The rediscovery of a giant Galápagos tortoise belonging to a species thought to have been extinct now for more than a century has been confirmed, according to Ecuador’s Ministry of Environment and Water.
Gustavo Manrique, head of the Ecuadorian Ministry of the Environment and Water tweeted the recent discovery, made in the Galápagos National Park.
“We have reconfirmed its existence,” Manrique said on Twitter, identifying the tortoise to be of the species Chelonoidis phantasticus. Following its discovery, the specimen was confirmed by researchers at Yale University, according to representatives from Galápagos National Park.
¡Se creía extinta hace más de 100 años! Hemos reconfirmado su existencia. La tortuga de la especie Chelonoidis phantasticus fue encontrada en #Galápagos. Empezar con tan buenas noticias nuestra gestión es una linda coincidencia. La esperanza está intacta. #JuntosLoLogramospic.twitter.com/KOmBMLIfEY
“Yale University revealed the results of genetic studies and the respective DNA comparison that was made with a specimen extracted in 1906,” a park official told CNN in a statement.

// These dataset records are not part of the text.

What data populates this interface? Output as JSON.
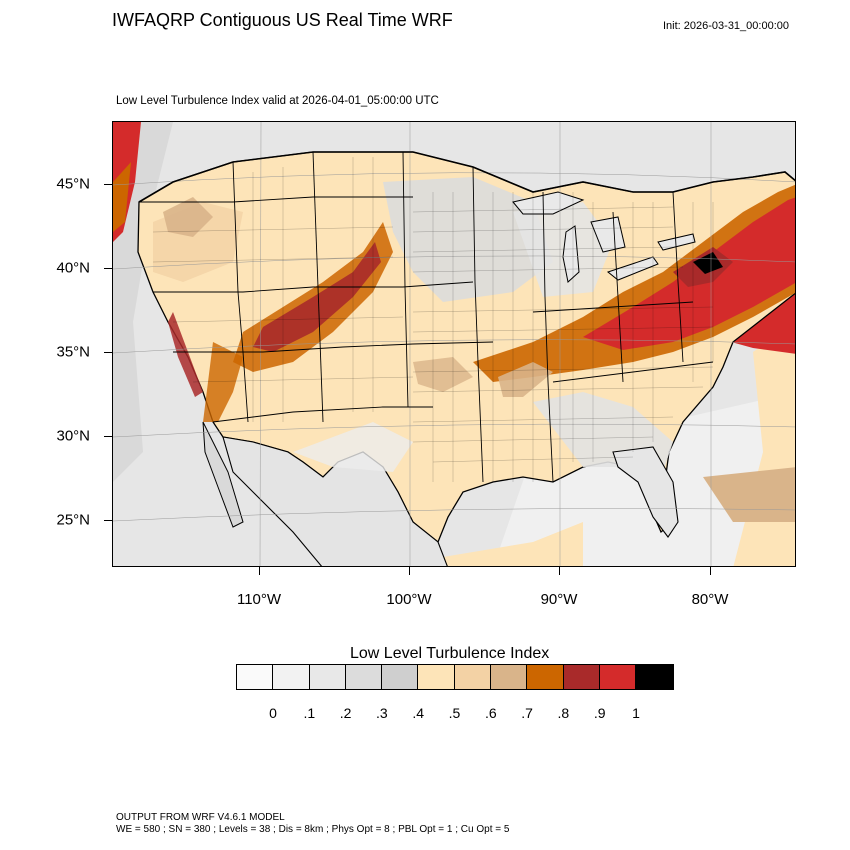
{
  "header": {
    "title": "IWFAQRP Contiguous US Real Time WRF",
    "init": "Init: 2026-03-31_00:00:00"
  },
  "subtitle": "Low Level Turbulence Index valid at 2026-04-01_05:00:00 UTC",
  "axes": {
    "lat_labels": [
      "45°N",
      "40°N",
      "35°N",
      "30°N",
      "25°N"
    ],
    "lon_labels": [
      "110°W",
      "100°W",
      "90°W",
      "80°W"
    ]
  },
  "legend": {
    "title": "Low Level Turbulence Index",
    "labels": [
      "0",
      ".1",
      ".2",
      ".3",
      ".4",
      ".5",
      ".6",
      ".7",
      ".8",
      ".9",
      "1"
    ],
    "colors": [
      "#fafafa",
      "#f2f2f2",
      "#e8e8e8",
      "#dcdcdc",
      "#cfcfcf",
      "#fde4b8",
      "#f3d2a5",
      "#d9b48a",
      "#cc6600",
      "#a92a2a",
      "#d42b2b",
      "#000000"
    ]
  },
  "footer": {
    "line1": "OUTPUT FROM WRF V4.6.1 MODEL",
    "line2": "WE = 580 ; SN = 380 ; Levels = 38 ; Dis = 8km ; Phys Opt = 8 ; PBL Opt = 1 ; Cu Opt = 5"
  },
  "map": {
    "ocean_color": "#e9e9e9",
    "land_low_color": "#fde4b8",
    "boundary_color": "#000000"
  }
}
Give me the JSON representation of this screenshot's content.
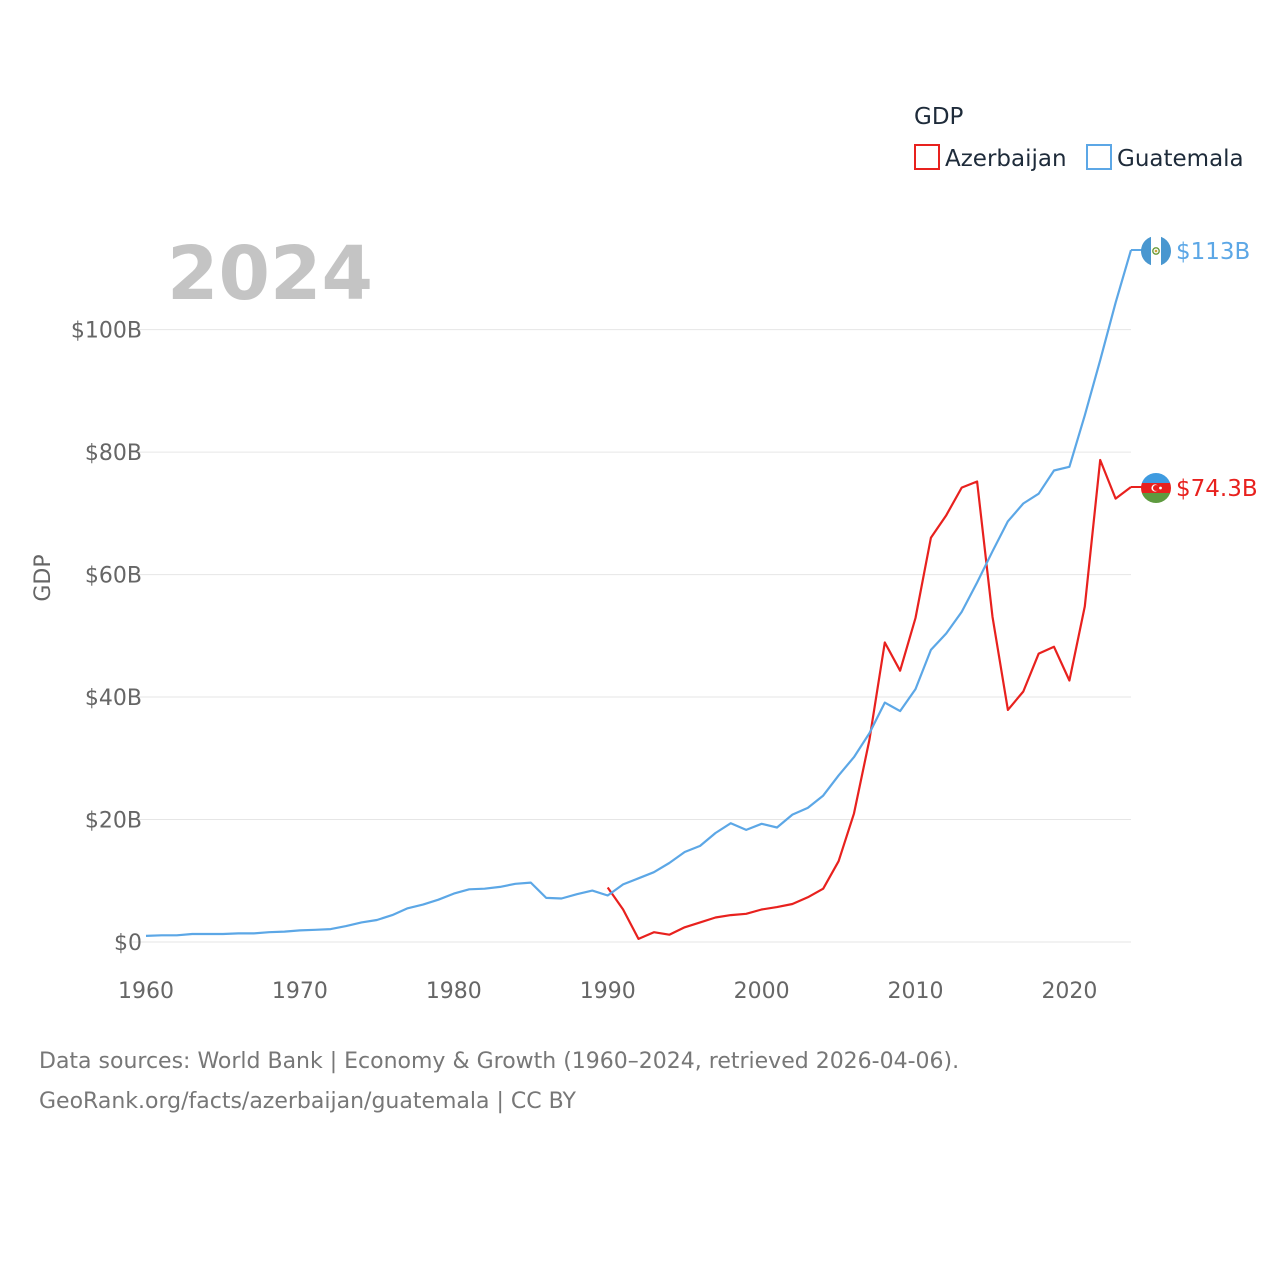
{
  "chart_data": {
    "type": "line",
    "year_label": "2024",
    "ylabel": "GDP",
    "xlim": [
      1960,
      2024
    ],
    "ylim": [
      0,
      113
    ],
    "x_ticks": [
      1960,
      1970,
      1980,
      1990,
      2000,
      2010,
      2020
    ],
    "x_tick_labels": [
      "1960",
      "1970",
      "1980",
      "1990",
      "2000",
      "2010",
      "2020"
    ],
    "y_ticks": [
      0,
      20,
      40,
      60,
      80,
      100
    ],
    "y_tick_labels": [
      "$0",
      "$20B",
      "$40B",
      "$60B",
      "$80B",
      "$100B"
    ],
    "legend": {
      "title": "GDP",
      "position": "top-right",
      "entries": [
        "Azerbaijan",
        "Guatemala"
      ]
    },
    "series": [
      {
        "name": "Azerbaijan",
        "color": "#e8211e",
        "end_label": "$74.3B",
        "flag_icon": "azerbaijan-flag-icon",
        "x": [
          1990,
          1991,
          1992,
          1993,
          1994,
          1995,
          1996,
          1997,
          1998,
          1999,
          2000,
          2001,
          2002,
          2003,
          2004,
          2005,
          2006,
          2007,
          2008,
          2009,
          2010,
          2011,
          2012,
          2013,
          2014,
          2015,
          2016,
          2017,
          2018,
          2019,
          2020,
          2021,
          2022,
          2023,
          2024
        ],
        "values": [
          8.9,
          5.3,
          0.5,
          1.6,
          1.2,
          2.4,
          3.2,
          4.0,
          4.4,
          4.6,
          5.3,
          5.7,
          6.2,
          7.3,
          8.7,
          13.2,
          21.0,
          33.0,
          48.9,
          44.3,
          52.9,
          66.0,
          69.7,
          74.2,
          75.2,
          53.1,
          37.9,
          40.9,
          47.1,
          48.2,
          42.7,
          54.8,
          78.7,
          72.4,
          74.3
        ]
      },
      {
        "name": "Guatemala",
        "color": "#5ca7e6",
        "end_label": "$113B",
        "flag_icon": "guatemala-flag-icon",
        "x": [
          1960,
          1961,
          1962,
          1963,
          1964,
          1965,
          1966,
          1967,
          1968,
          1969,
          1970,
          1971,
          1972,
          1973,
          1974,
          1975,
          1976,
          1977,
          1978,
          1979,
          1980,
          1981,
          1982,
          1983,
          1984,
          1985,
          1986,
          1987,
          1988,
          1989,
          1990,
          1991,
          1992,
          1993,
          1994,
          1995,
          1996,
          1997,
          1998,
          1999,
          2000,
          2001,
          2002,
          2003,
          2004,
          2005,
          2006,
          2007,
          2008,
          2009,
          2010,
          2011,
          2012,
          2013,
          2014,
          2015,
          2016,
          2017,
          2018,
          2019,
          2020,
          2021,
          2022,
          2023,
          2024
        ],
        "values": [
          1.0,
          1.1,
          1.1,
          1.3,
          1.3,
          1.3,
          1.4,
          1.4,
          1.6,
          1.7,
          1.9,
          2.0,
          2.1,
          2.6,
          3.2,
          3.6,
          4.4,
          5.5,
          6.1,
          6.9,
          7.9,
          8.6,
          8.7,
          9.0,
          9.5,
          9.7,
          7.2,
          7.1,
          7.8,
          8.4,
          7.6,
          9.4,
          10.4,
          11.4,
          12.9,
          14.7,
          15.7,
          17.8,
          19.4,
          18.3,
          19.3,
          18.7,
          20.8,
          21.9,
          23.9,
          27.2,
          30.2,
          34.1,
          39.1,
          37.7,
          41.3,
          47.7,
          50.4,
          53.9,
          58.7,
          63.8,
          68.7,
          71.6,
          73.2,
          77.0,
          77.6,
          86.0,
          95.0,
          104.4,
          113.0
        ]
      }
    ]
  },
  "footer": {
    "line1": "Data sources: World Bank | Economy & Growth (1960–2024, retrieved 2026-04-06).",
    "line2": "GeoRank.org/facts/azerbaijan/guatemala | CC BY"
  }
}
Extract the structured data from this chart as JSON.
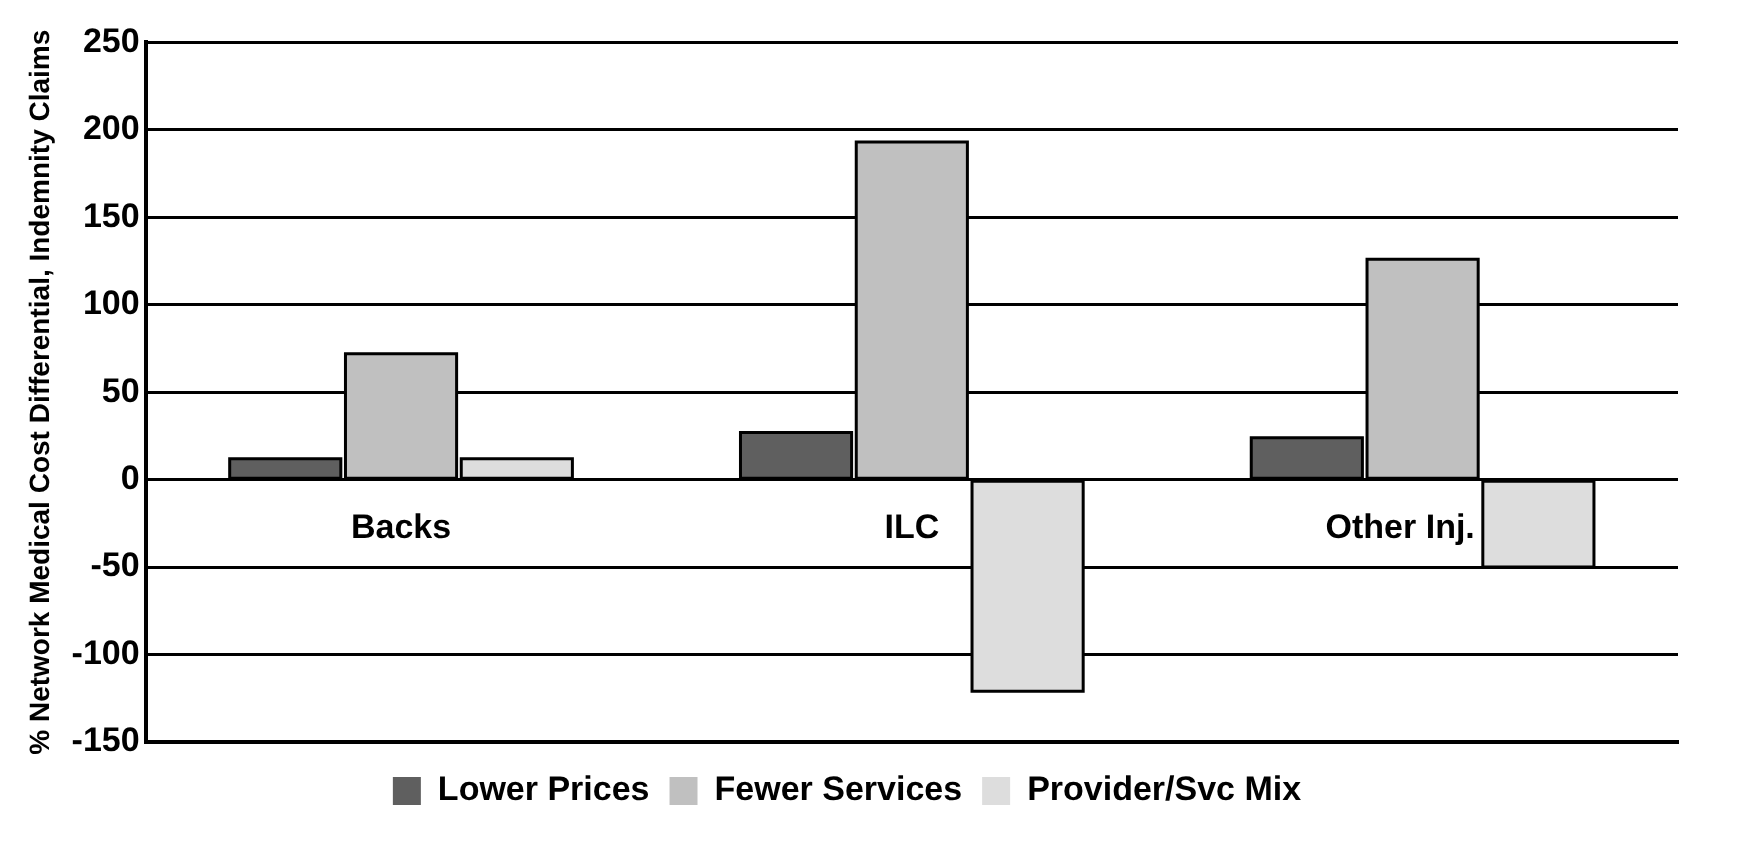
{
  "chart_data": {
    "type": "bar",
    "ylabel": "% Network Medical Cost Differential, Indemnity Claims",
    "categories": [
      "Backs",
      "ILC",
      "Other Inj."
    ],
    "series": [
      {
        "name": "Lower Prices",
        "color": "#5f5f5f",
        "values": [
          12,
          27,
          24
        ]
      },
      {
        "name": "Fewer Services",
        "color": "#c0c0c0",
        "values": [
          72,
          193,
          126
        ]
      },
      {
        "name": "Provider/Svc Mix",
        "color": "#dddddd",
        "values": [
          12,
          -121,
          -50
        ]
      }
    ],
    "ylim": [
      -150,
      250
    ],
    "yticks": [
      -150,
      -100,
      -50,
      0,
      50,
      100,
      150,
      200,
      250
    ],
    "grid": "y",
    "legend": "bottom"
  }
}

Believed to have been driven to extinction, the female tortoise was discovered two years ago during a February 2019 expedition, although confirmation of its identity as the sole known representative of Chelonoidis phantasticus only occurred recently.
The Fernandina Island Galápagos tortoise, as the species is more commonly known, was first discovered in 1906 when a male specimen was found and killed by members of an expedition undertaken by the California Academy of Sciences. Prior to its recent rediscovery, no other representatives of the species have been seen since that time, although evidence emerged in 1964 in the form of bite marks on cactus that some researchers suspected might have been left by one of the tortoises.
In 2009, an unconfirmed sighting of one of the reptiles occurred on the island, followed again in 2013 by additional evidence of feeding by one of the creatures. In 2019, the expedition that resulted in rediscovery of the species was led by Washington Tapia-Aguilera, Director of Conservation at the Galápagos Conservancy and also director of the Giant Tortoise Restoration Initiative. The expedition was launched jointly by the Galápagos National Park Directorate and Galápagos Conservancy, portions of which were filmed and appeared on the television program Extinct or Alive.
The involvement of the program resulted in minor controversy, due to some outlets crediting host Forrest Galante with the discovery of the specimen. Tapia-Aguilera disputes this, saying “park ranger Jeffreys Málaga was the one that knew the land, tracked the tortoise, and ultimately made the discovery before calling over the rest of the team.”
Upon discovery of the female specimen in 2019, the tortoise, which has been given the name Fern, was taken to the Tortoise Center on Santa Cruz Island, a breeding facility operated by the Galápagos National Park Directorate.
Although initial testing that confirmed the discovery was undertaken by the California Academy of Sciences, later testing by geneticists at Yale University made comparisons between Fern’s DNA and samples from the original male specimen discovered in 1906, which resulted in a positive match.
Future expeditions will hope to find a male companion for Fern to help ensure that breeding can occur, in order to sustain the presumably small population of extant members of this rare variety of giant Galápagos tortoise.